Karya tafsirnya, al-Munir, sangat monumental, bahkan ada yang mengatakan lebih baik dari
Tafsir al-Jalalain, karya Imam Jalaluddin as-Suyuthi dan Imam Jalaluddin al-Mahalli yang
sangat terkenal. Sementara Kasyifah al-Saja merupakan syarah atau komentar terhadap kitab
fiqih Safinatun Najah, karya Syekh Salim bin Sumeir al-Hadhramy. Karya-karya dia di
bidang Ilmu Akidah misalnya adalah Tijan ad-Darary, Nur al-Dhalam, Fath al-Majid.
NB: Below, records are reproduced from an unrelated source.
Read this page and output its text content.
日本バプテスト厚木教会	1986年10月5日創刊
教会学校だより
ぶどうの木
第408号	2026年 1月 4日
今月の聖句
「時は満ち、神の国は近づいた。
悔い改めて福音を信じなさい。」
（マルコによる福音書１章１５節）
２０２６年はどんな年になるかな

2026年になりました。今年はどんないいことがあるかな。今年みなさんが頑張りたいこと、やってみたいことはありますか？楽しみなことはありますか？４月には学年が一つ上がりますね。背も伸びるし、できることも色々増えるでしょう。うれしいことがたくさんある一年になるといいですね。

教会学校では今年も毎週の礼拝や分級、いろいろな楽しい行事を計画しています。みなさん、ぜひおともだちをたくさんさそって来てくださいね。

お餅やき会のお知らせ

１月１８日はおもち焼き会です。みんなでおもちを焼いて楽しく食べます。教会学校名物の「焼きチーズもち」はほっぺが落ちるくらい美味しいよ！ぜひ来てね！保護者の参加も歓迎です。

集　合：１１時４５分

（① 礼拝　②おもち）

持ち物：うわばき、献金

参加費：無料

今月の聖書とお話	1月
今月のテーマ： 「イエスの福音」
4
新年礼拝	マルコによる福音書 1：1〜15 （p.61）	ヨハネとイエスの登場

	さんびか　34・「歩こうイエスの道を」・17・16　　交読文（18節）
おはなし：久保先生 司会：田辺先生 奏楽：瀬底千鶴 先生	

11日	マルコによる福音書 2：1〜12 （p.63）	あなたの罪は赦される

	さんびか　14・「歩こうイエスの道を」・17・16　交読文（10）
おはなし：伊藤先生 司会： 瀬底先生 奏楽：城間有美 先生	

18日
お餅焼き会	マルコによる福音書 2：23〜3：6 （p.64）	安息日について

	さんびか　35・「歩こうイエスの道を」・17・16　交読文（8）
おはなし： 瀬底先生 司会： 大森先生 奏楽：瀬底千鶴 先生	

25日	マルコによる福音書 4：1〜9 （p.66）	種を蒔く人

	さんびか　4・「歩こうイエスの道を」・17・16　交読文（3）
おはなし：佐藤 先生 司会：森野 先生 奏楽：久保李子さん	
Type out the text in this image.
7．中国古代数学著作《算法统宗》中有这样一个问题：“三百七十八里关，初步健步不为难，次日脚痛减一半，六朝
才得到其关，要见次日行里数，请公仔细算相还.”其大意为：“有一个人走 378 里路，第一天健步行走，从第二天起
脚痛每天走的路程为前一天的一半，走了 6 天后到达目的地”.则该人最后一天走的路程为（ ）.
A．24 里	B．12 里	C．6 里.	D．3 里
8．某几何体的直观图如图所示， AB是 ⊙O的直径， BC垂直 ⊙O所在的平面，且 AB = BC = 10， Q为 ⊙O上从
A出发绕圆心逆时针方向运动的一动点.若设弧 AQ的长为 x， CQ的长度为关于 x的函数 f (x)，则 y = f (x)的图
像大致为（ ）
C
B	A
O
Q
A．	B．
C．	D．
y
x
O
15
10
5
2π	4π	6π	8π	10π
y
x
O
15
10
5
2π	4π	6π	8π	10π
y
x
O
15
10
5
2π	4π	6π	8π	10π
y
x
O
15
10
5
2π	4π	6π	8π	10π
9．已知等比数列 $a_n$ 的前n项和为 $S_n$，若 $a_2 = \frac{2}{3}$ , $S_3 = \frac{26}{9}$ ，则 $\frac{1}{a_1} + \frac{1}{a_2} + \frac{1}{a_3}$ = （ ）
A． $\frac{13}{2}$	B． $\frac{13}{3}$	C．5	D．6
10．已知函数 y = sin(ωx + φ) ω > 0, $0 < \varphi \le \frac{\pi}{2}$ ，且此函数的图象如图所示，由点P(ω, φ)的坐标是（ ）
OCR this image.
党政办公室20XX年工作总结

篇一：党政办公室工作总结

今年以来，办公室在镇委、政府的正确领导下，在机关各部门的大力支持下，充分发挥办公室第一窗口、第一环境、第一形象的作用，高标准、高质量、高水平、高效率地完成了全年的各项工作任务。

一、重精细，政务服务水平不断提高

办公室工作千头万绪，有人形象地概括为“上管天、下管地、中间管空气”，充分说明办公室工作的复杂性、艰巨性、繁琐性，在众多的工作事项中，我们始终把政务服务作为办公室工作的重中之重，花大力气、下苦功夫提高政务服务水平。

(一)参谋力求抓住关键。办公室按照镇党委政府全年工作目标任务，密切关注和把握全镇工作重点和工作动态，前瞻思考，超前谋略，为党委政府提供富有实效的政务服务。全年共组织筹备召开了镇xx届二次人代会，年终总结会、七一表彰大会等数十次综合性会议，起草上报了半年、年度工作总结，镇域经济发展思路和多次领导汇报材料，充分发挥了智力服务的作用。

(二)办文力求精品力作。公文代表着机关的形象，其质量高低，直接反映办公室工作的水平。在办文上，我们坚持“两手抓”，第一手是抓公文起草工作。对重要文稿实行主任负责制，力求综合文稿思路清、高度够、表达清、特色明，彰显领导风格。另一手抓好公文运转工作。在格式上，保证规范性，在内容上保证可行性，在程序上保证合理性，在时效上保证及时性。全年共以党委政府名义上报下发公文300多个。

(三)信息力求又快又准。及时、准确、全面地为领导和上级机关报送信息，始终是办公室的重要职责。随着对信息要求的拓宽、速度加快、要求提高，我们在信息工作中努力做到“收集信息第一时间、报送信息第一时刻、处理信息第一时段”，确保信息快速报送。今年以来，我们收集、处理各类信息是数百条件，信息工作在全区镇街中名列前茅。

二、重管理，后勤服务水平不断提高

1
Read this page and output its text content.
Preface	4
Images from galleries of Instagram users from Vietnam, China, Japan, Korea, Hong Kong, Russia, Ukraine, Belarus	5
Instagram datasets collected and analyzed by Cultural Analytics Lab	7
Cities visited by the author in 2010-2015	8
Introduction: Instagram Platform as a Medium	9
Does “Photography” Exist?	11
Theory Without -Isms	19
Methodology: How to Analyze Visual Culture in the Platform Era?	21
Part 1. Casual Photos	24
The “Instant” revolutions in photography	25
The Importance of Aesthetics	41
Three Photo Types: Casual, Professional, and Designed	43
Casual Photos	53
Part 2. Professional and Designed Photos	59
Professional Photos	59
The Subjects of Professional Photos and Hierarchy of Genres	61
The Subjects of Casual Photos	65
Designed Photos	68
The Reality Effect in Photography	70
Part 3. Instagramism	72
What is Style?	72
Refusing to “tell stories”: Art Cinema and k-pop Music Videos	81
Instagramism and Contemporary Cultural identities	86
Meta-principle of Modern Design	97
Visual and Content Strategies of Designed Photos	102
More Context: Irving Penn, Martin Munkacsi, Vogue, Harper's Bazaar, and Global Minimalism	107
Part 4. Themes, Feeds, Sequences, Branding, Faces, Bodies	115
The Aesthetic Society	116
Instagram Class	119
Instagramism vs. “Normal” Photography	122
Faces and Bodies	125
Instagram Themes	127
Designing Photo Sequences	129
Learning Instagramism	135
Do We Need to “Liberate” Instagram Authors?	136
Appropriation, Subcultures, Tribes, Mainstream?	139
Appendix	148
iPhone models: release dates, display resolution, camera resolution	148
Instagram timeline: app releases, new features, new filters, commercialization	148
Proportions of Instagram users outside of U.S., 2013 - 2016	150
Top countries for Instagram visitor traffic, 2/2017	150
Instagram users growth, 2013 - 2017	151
Sementara dalam bidang Ilmu Hadits misalnya Tanqih al-Qaul. Karya-karya dia di bidang
Ilmu Fiqih yakni Sullam al-Munajah, Nihayah al-Zain, Kasyifah al-Saja, dan yang sangat
terkenal di kalangan para santri pesantren di Jawa yaitu Syarah ’Uqud al-Lujain fi Bayan
Huquq al-Zaujain. Adapun Qami'u al-Thugyan, Nashaih al-'Ibad dan Minhaj al-Raghibi
merupakan karya tasawwuf.

Syekh Nawawi wafat di Mekah pada tanggal 25 Syawal 1314 Hijriyah atau 1897

Masehi. Makamnya terletak di Jannatul Mu'alla, Mekah. Makam dia bersebelahan dengan
makam anak perempuan dari Sayyidina Abu Bakar Ash-Shiddiq, Asma΄ binti Abû Bakar al-
Siddîq.Meski wafat di Jazirah Arab, namun hingga kini setiap tahunnya selalu diadakan haul
atau peringatan wafatnya Syekh Nawawi al-Bantani di tanah air, tepatnya di Pondok
Pesantren An-Nawawi Tanara di Tanara, Serang, asuhan K.H. Ma'ruf Amin. Haul Syekh
Nawawi selalu ramai dihadiri para santri Nusantara, bahkan mancanegara.